Violenta la figlia, smascherato dal Dna

Rimini

RIMINI. Violenta e mette incinta la figlia tredicenne e viene smascherato dalla prova del dna. L’uomo è finito in manette in Scandinavia, dove evidentemente aveva trovato rifugio dopo che la polizia aveva cominciato a sospettare di lui, nonostante la ragazzina abbia tentato in ogni modo di depistare gli agenti senza mai denunciare l’abuso.

E’ incappato in un controllo stradale e il suo nome è apparso nella banca dati scandinava: su di lui un anno fa era stato infatti emesso un mandato di cattura internazionale dal Gip del Tribunale di Rimini, su richiesta del pm Paola Bonetti.
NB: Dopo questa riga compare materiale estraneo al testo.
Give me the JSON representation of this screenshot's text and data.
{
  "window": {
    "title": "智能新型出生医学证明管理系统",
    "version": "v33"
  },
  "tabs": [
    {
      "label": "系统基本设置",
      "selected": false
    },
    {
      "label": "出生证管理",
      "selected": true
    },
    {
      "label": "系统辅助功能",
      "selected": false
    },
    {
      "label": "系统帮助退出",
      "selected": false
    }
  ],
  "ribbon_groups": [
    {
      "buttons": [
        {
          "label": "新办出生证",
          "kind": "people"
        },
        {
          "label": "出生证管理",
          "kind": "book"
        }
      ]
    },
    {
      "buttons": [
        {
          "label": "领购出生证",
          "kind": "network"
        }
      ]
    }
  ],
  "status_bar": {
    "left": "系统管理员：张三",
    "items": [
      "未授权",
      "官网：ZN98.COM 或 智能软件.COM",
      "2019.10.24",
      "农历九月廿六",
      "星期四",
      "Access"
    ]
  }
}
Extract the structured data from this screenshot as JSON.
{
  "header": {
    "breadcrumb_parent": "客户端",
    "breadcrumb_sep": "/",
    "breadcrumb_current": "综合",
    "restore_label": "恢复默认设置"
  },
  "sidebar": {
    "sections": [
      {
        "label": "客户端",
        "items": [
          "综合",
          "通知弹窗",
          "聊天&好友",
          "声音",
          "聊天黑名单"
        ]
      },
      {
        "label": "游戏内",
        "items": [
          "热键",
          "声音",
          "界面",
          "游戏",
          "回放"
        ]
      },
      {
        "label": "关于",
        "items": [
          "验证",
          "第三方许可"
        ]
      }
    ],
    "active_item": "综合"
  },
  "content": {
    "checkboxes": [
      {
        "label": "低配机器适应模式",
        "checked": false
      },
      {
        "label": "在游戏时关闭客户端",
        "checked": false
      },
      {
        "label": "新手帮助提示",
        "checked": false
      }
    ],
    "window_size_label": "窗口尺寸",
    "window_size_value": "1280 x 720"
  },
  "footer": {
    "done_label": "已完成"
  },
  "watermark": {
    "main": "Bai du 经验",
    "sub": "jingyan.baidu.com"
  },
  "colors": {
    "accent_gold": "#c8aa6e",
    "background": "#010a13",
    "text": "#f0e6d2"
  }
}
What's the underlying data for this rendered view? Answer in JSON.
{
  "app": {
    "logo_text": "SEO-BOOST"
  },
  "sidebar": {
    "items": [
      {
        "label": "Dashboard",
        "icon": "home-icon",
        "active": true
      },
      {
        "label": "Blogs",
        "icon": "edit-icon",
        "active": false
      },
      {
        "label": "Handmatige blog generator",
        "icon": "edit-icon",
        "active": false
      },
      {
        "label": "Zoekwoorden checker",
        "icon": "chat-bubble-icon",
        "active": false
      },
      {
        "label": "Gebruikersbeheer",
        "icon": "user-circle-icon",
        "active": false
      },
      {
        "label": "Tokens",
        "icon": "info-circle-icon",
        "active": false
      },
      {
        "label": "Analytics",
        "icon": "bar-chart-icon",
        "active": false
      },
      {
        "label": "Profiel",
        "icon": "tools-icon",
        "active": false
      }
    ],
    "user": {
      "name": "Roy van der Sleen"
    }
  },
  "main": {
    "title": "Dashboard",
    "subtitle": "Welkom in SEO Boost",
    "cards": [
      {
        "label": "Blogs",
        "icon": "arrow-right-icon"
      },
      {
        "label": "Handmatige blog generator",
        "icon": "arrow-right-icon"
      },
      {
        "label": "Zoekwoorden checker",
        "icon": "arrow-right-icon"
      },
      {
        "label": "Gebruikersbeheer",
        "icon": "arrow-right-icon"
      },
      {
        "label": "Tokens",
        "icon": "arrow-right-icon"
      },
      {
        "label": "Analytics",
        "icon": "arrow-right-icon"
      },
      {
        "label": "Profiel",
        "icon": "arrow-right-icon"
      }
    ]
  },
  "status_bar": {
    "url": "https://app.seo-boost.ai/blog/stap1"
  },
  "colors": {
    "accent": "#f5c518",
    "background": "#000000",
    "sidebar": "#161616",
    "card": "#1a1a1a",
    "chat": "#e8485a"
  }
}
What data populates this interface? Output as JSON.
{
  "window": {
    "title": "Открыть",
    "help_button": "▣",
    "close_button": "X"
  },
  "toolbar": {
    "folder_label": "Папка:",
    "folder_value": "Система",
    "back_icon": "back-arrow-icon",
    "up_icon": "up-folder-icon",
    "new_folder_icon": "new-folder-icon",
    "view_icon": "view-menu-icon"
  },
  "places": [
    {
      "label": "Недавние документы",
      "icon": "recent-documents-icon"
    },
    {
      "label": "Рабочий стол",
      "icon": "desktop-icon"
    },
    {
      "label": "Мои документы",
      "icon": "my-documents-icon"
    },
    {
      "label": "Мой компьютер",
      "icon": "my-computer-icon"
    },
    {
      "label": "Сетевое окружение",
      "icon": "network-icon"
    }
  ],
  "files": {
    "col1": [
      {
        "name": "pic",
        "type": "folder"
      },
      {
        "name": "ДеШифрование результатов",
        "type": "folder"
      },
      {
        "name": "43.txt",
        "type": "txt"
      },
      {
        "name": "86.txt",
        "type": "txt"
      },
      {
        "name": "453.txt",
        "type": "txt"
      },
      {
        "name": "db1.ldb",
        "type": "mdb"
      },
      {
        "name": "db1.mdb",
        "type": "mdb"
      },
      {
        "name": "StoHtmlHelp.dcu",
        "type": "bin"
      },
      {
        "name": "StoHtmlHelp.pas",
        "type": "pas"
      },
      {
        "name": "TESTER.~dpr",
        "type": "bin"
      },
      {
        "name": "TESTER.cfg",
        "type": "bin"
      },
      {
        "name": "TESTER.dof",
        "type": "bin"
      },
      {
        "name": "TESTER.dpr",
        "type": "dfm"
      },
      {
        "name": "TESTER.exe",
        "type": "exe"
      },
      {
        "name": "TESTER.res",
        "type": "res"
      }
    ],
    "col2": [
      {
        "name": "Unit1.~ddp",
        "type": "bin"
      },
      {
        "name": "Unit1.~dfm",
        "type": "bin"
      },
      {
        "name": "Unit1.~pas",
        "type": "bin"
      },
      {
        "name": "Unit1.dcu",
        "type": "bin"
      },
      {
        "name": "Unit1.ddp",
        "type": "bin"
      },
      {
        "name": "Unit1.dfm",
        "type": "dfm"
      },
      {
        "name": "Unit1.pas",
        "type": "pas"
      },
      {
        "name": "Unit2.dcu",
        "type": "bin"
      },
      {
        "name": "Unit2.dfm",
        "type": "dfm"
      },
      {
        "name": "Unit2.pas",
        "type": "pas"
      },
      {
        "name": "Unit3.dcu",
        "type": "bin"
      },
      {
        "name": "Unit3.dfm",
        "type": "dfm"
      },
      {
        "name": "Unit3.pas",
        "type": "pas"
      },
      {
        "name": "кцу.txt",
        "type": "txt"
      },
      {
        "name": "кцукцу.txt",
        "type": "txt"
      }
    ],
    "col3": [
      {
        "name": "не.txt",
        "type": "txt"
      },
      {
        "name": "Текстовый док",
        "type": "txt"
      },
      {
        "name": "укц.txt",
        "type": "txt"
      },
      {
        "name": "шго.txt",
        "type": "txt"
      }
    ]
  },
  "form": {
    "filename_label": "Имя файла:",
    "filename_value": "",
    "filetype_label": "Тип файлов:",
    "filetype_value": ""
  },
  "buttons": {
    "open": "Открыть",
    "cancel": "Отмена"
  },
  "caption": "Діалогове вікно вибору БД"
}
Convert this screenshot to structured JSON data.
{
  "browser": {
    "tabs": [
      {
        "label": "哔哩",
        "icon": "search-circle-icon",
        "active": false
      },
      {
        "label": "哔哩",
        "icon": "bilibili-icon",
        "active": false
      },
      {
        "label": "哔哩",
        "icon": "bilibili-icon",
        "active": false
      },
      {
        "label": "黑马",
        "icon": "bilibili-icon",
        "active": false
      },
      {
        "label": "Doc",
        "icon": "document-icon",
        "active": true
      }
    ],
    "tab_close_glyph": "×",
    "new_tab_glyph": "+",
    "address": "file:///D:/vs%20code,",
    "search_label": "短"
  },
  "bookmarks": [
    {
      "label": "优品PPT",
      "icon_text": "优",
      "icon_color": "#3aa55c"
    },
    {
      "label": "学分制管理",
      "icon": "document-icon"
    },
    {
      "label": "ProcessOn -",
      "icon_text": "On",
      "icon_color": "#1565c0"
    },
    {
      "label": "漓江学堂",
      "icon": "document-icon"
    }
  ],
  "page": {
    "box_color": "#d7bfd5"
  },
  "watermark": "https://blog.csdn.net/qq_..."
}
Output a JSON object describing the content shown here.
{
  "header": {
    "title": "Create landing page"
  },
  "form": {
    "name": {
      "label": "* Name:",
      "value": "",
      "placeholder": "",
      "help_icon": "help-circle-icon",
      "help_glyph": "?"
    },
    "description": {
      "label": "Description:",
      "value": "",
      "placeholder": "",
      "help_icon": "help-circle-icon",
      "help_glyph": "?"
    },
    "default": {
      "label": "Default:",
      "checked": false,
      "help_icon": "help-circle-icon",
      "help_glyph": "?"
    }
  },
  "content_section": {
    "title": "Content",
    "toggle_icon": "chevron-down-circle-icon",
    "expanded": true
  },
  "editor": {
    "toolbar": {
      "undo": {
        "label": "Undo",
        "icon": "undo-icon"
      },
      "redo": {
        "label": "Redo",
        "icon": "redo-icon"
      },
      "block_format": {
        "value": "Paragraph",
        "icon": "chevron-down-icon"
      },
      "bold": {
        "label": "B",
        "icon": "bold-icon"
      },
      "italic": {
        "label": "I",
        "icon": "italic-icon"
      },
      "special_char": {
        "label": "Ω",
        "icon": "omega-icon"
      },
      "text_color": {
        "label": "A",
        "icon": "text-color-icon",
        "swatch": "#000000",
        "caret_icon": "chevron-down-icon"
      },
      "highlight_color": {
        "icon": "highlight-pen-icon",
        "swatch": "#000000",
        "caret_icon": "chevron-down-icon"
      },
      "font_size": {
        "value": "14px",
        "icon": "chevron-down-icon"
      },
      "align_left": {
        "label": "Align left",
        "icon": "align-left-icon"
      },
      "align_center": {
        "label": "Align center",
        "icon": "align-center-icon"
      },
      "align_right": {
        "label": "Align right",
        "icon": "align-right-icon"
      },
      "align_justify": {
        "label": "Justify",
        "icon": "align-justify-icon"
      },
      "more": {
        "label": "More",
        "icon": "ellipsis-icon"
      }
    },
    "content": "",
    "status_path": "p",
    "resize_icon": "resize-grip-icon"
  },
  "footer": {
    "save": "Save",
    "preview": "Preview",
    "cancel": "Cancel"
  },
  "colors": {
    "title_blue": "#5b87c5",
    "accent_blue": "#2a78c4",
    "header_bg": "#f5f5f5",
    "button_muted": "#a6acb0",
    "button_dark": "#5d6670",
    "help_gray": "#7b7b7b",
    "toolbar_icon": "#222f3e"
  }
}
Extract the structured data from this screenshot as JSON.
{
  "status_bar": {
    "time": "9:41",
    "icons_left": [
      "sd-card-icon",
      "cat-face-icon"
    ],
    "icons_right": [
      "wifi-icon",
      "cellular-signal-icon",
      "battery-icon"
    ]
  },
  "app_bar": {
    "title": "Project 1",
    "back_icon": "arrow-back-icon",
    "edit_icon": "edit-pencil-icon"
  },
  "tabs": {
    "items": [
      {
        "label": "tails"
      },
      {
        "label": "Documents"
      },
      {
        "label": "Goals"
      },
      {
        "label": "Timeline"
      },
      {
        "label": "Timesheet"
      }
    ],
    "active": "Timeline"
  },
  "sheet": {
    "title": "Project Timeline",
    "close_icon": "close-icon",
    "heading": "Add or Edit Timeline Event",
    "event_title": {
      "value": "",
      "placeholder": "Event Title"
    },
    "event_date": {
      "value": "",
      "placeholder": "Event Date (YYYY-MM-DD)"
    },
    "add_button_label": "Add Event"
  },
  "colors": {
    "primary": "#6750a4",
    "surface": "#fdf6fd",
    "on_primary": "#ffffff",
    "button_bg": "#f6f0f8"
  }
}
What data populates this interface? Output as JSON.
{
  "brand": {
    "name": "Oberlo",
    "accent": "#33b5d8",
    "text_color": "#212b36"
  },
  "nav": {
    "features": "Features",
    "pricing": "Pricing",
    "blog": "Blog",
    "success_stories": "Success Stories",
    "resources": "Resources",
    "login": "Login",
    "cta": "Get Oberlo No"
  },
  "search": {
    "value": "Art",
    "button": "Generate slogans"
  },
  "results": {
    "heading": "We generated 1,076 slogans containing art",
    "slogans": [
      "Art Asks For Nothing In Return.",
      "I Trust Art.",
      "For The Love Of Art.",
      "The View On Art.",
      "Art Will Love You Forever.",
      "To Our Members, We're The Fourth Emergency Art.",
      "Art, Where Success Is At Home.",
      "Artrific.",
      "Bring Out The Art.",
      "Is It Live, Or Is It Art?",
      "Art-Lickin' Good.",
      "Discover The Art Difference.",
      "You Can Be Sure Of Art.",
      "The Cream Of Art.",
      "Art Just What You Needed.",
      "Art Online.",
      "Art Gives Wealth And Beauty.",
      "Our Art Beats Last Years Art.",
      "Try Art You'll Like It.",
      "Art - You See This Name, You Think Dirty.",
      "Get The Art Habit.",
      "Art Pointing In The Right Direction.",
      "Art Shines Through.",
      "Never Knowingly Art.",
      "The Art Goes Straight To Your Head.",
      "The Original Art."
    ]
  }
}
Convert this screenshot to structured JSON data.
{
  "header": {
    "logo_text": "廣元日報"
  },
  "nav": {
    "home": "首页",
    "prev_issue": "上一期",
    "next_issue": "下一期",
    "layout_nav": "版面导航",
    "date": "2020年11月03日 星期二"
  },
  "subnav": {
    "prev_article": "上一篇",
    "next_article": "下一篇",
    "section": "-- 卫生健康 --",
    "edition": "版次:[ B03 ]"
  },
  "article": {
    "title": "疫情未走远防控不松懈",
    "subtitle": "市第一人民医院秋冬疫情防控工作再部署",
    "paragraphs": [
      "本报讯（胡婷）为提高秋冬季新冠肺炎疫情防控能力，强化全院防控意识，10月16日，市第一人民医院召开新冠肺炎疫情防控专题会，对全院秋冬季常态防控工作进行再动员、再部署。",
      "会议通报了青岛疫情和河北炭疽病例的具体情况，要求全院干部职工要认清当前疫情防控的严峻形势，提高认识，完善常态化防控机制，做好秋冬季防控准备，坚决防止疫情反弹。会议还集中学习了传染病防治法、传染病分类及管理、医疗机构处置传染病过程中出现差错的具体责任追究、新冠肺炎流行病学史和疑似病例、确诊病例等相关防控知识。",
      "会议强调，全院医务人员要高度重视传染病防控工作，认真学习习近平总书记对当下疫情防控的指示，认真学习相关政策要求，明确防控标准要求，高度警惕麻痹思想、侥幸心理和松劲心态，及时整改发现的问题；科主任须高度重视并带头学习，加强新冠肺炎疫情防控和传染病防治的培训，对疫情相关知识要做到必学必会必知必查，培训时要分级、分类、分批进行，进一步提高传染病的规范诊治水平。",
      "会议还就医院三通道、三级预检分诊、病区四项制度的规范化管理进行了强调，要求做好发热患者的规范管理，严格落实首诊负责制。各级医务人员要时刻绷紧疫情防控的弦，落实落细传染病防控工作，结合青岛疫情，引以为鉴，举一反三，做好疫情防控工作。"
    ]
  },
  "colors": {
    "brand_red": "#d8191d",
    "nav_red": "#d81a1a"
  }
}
La procura ha infatti ben presto condiviso le conclusioni degli investigatori della squadra mobile della questura di Rimini, diretta dal vice questore aggiunto Nicola Vitale.

L’uomo, un quarantenne immigrato extracomunitario residente nel Riminese (ogni ulteriore dettaglio viene omesso per non rendere anche indirettamente riconoscibile la minorenne coinvolta) dovrà rispondere di violenza sessuale aggravata. Nel frattempo sono state avviate le pratiche per l’estradizione in Italia. Dalla Scandinavia avrebbe respinto ogni addebito, ma è certo che dovrà spiegare molte cose per evitare una severa condanna.

E’ sparito dalla località del Riminese dove viveva da tempo con moglie e figli proprio alla vigilia del prelievo di saliva volontario necessario per effettuare il test genetico, al quale aveva accettato di sottoporsi al pari di altri membri della famiglia. Lui, che aveva appena perso il lavoro, non si presentò alla prova del tampone e sparì senza dare troppe spiegazioni, pur mantenendo sporadici contatti telefonici con i propri cari. Il caso, seguito con professionalità e riserbo dai poliziotti riminesi, emerge grazie alla segnalazione dell’ospedale. La ragazzina, che frequentava le medie, era stata accompagnata dai medici in ospedale perché abortisse. Per procedere all’interruzione di gravidanza c’era però bisogno del consenso anche della madre della minore. «Preferirei di no – protestò il padre – perché mia moglie è una donna all’antica e vorrei risparmiarle questo dolore». Una tesi poco convincente, tanto più quando - dagli accertamenti medici - risultò che l’uomo aveva già cercato di ottenere clandestinamente il suo scopo. Gli uomini della Mobile, specializzati nel trattare vicende di abusi minorili, si proposero di approfondire la vicenda e si trovarono però di fronte al muro di omertà eretto dalla ragazzina. Negò che la gravidanza fosse frutto di una violenza e anche di fronte alle rassicurazioni degli agenti si rifiutò di fare il nome del “responsabile”. «Posso solo dire che è un mio amico, un compagno di scuola». Indagando con discrezione, anche con la collaborazione degli insegnanti, gli agenti arrivarono a escludere l’ipotesi del coetaneo e, temendo l’abuso familiare, si concentrarono sui parenti. Tra gli altri, anche il fratello maggiorenne si sottopose al prelievo di saliva per mettere a confronto il proprio Dna con quello ricavato dal feto, una volta abortito. Il padre invece, alla vigilia del controllo, lasciò improvvisamente l’Italia. «Per lavoro», lo giustificò la moglie che, per errore, consegnò il proprio spazzolino agli agenti invece di quello del marito. Il dato che nelle settimane successive emerse dal laboratorio della Scientifica di Bologna non aveva bisogno di raffronti diretti: nel corredo genetico del feto c’era la sua doppia firma. Il padre della ragazza, con un margine di incertezza pari quasi a zero, era anche il padre del bambino mai nato. A quel punto si trattava solo di rintracciarlo chissà dove per inchiodarlo alle sue responsabilità.